Point to Ponder: There is more to life than just here and now.
Verse to Remember: “This world is fading away, along with everything it craves. But if you do the will of God, you will live forever.” — I John 2:17 (NLT)
Question to Consider: In spite of all the advertising around me, how can I remind myself that life is really about living for God, not myself?
[Read More] thoughts on Day 4 of Rick Warren‘s Purpose-Driven Life* thoughts reaching to infinity and beyond!
Just to be clear, I am not claiming the historical evidence for the resurrection is weak, nor even that He is unavailable for comment. However, I can safely say that nobody alive today is up to repeating the experiment! This is in contrast to other Christian doctrines — even relatively esoteric ones, like the Holy Spirit — which I believe can be tested (non-destructively!) by personal experience.
Does it matter? I’m not quite sure. To be frank, I strongly disagree with Rick Warren’s claim that “You could forget about being good and ethical” if “your time on earth were all there is to life.” First of all, I do think it is possible to believe in God without believing in an afterlife (it may not be entirely consistent, but few things in life are). More importantly, ethics are clearly important in the here-and-now — even for atheists — both for our personal sense of guilt as well as our ability to live in community.
That said, I do agree that it is hard to go from ethics to morals without a God, and hard for morals to be completely meaningful without an afterlife to balance the scales. In some ways, I feel that eternity plays the same role in theology that infinity does in mathematics: you can ignore it most of the time, but eventually you run into problems (like Zeno’s paradoxes) that can’t be solved without some sense of infinity (or at least, the infinitesimal).
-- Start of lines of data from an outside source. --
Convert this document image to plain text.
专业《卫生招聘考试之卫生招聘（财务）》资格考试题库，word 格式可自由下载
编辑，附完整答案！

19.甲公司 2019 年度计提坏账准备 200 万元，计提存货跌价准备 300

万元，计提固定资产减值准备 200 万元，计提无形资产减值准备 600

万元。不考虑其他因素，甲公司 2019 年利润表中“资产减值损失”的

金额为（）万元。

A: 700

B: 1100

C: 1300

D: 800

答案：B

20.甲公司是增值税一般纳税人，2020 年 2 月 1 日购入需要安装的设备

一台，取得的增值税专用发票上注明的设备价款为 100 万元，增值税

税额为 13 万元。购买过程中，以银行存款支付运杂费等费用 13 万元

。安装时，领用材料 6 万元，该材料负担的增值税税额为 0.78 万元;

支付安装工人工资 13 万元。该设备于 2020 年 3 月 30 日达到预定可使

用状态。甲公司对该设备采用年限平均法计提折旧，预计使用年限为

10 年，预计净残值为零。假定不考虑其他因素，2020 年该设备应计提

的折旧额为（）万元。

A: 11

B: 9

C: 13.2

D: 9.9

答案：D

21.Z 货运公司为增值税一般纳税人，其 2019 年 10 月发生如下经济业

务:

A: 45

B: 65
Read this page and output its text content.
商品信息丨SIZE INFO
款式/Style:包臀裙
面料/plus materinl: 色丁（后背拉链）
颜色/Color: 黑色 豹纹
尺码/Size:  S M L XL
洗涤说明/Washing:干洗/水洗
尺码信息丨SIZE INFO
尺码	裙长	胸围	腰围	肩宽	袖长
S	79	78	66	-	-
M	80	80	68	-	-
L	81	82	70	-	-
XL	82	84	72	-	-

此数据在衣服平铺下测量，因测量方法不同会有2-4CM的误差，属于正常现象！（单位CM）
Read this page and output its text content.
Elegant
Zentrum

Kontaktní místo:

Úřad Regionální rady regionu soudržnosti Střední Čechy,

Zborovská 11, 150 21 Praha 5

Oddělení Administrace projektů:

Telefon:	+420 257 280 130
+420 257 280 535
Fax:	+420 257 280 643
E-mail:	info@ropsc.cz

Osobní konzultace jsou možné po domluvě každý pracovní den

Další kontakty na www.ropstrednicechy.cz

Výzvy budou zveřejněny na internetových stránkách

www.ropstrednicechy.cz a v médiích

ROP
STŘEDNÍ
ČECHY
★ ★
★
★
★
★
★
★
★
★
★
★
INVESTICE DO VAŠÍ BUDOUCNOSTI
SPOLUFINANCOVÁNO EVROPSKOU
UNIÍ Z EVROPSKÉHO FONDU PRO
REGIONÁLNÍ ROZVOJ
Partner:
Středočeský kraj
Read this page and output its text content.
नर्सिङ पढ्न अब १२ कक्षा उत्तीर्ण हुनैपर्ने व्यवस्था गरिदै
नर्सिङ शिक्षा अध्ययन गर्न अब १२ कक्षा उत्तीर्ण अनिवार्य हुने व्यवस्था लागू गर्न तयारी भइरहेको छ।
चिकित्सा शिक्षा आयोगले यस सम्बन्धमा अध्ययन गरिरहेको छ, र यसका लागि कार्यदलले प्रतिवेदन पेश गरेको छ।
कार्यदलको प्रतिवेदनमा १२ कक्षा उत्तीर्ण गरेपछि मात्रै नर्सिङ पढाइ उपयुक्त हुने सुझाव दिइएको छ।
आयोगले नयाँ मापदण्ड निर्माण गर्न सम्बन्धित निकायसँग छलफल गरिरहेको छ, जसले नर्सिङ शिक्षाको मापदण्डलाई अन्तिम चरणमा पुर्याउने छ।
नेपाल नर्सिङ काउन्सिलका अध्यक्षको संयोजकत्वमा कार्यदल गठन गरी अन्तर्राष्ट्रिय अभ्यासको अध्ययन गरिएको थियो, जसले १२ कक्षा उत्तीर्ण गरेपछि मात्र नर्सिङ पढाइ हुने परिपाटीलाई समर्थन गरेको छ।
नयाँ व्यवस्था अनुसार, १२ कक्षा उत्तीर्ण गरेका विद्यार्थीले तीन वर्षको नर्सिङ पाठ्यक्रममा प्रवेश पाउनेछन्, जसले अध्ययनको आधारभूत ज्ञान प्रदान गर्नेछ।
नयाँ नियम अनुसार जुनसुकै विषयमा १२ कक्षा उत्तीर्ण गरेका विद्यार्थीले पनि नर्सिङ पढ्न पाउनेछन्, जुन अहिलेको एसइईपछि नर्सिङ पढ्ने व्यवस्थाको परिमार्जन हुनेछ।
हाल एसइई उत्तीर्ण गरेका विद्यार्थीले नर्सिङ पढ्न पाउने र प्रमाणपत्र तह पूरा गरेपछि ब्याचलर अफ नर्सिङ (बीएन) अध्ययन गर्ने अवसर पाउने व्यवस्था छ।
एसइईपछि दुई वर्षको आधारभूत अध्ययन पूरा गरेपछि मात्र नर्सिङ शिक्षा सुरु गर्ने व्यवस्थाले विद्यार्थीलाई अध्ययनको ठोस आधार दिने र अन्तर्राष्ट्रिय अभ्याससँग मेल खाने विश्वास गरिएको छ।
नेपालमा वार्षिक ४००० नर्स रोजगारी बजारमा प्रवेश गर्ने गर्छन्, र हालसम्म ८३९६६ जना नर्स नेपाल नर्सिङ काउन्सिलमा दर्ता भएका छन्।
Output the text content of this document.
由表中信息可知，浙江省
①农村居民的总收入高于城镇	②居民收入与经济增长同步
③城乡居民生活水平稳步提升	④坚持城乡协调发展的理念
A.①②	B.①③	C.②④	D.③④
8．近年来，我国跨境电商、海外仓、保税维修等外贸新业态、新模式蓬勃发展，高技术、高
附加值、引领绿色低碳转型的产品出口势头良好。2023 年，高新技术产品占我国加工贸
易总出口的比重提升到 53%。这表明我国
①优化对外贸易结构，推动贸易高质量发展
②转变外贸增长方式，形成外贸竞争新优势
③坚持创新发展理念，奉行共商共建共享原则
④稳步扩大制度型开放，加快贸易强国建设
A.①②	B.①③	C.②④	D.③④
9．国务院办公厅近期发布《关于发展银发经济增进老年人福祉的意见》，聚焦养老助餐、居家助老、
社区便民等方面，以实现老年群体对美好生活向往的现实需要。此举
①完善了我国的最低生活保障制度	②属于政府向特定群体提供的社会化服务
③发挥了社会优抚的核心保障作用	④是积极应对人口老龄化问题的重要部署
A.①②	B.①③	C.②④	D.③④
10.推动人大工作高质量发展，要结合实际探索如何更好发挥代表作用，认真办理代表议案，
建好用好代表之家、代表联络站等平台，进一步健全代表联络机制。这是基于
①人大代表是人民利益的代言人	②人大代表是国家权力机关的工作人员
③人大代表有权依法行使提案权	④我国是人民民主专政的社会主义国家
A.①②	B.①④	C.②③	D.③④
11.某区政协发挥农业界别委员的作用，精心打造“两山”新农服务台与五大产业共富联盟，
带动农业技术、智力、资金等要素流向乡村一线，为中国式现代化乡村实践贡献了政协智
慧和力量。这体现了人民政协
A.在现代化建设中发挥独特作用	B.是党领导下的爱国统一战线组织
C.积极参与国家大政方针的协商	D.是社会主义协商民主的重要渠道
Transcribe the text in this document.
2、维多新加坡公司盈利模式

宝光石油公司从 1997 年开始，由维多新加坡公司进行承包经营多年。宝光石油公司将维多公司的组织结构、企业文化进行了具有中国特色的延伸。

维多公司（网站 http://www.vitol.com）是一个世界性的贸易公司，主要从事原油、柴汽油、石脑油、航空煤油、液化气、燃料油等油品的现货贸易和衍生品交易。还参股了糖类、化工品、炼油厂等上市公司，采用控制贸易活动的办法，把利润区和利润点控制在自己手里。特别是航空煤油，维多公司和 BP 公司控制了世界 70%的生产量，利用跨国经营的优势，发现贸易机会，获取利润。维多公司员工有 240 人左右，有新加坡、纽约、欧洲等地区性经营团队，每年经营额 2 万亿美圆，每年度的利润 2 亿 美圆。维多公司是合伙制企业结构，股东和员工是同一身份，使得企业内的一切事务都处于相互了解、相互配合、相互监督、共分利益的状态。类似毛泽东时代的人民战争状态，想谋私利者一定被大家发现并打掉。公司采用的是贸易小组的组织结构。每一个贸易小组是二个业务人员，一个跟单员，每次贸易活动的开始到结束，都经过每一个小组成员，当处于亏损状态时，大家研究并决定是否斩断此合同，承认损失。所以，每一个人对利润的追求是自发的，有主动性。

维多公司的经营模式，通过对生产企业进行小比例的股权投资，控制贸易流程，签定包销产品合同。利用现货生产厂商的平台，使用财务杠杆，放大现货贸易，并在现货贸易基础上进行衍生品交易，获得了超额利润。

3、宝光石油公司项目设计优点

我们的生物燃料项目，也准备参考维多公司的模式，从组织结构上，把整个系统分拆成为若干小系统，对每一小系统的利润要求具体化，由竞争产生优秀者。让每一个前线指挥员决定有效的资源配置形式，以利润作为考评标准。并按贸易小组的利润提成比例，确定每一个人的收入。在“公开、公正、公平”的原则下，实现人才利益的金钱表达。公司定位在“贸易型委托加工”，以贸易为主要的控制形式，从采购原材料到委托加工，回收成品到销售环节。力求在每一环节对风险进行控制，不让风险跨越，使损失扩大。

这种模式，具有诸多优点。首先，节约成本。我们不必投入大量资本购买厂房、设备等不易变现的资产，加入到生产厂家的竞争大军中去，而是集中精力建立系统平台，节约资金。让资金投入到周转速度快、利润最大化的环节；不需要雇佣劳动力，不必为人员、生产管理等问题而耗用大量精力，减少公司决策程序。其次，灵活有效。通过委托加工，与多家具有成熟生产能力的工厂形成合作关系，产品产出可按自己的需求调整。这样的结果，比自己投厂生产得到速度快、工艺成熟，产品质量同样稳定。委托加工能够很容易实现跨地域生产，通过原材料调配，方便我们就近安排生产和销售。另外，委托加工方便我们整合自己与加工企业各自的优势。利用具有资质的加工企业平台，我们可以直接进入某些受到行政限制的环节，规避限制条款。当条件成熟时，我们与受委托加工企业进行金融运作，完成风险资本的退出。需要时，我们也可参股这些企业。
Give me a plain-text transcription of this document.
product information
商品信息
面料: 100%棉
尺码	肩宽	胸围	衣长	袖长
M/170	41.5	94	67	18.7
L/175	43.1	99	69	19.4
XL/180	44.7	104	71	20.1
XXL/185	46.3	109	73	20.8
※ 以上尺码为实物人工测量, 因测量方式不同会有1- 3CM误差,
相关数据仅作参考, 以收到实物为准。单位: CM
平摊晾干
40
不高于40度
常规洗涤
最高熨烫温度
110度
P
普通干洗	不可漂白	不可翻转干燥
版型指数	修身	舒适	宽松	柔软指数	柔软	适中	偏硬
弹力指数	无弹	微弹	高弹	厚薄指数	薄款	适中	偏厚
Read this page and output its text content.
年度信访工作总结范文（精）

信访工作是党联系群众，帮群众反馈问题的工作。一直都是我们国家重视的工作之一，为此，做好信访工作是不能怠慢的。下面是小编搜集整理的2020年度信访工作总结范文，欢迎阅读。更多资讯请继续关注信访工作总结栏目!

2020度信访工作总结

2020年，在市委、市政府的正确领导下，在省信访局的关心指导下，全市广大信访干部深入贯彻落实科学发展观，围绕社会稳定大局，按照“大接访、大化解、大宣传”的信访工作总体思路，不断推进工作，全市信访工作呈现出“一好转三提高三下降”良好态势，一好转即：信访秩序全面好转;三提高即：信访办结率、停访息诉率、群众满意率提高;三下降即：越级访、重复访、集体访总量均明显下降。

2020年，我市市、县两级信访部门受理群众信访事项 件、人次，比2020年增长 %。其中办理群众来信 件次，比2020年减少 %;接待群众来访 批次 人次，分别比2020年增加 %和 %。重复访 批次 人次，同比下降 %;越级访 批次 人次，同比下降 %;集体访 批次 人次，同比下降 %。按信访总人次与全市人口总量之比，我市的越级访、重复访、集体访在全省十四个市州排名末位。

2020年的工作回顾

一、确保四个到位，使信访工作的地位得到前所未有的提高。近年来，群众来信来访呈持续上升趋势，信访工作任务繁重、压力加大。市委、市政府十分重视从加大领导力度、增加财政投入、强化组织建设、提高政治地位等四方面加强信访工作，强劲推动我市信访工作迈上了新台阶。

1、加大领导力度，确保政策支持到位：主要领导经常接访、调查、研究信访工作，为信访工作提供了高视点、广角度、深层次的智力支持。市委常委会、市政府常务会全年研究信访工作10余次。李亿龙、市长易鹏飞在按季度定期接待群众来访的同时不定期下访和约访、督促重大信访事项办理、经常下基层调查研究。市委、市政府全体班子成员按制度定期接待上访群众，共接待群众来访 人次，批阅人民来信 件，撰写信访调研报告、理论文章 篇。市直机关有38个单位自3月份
And once you grant the existence of the transfinite (however poorly understood), it fundamentally impacts how we view “ordinary” numbers.
So it is with eternity (which, to be precise, is not quite the same as an after-life, but we’ll gloss over that for now). One can get quite a lot of theology and ethics without having to appeal to an after-life, but the end result is somehow incomplete. Eternal life “rounds out” the picture — at the price of introducing its own paradoxes and “weirdness”! Yet, somehow that very strangeness adds a richness to ordinary life that we would be loath to live without.
Prayer: God, I can’t claim to have all the answers — or even understand the questions! — but I believe there is more to life than this life. I believe you have set eternity in our hearts, and that we have a purpose greater than mere mundane survival, or even localized happiness. Teach me to live my life in light of the infinite and eternal, that I may elevate this world in preparation for the next. I ask this in Jesus name, Amen.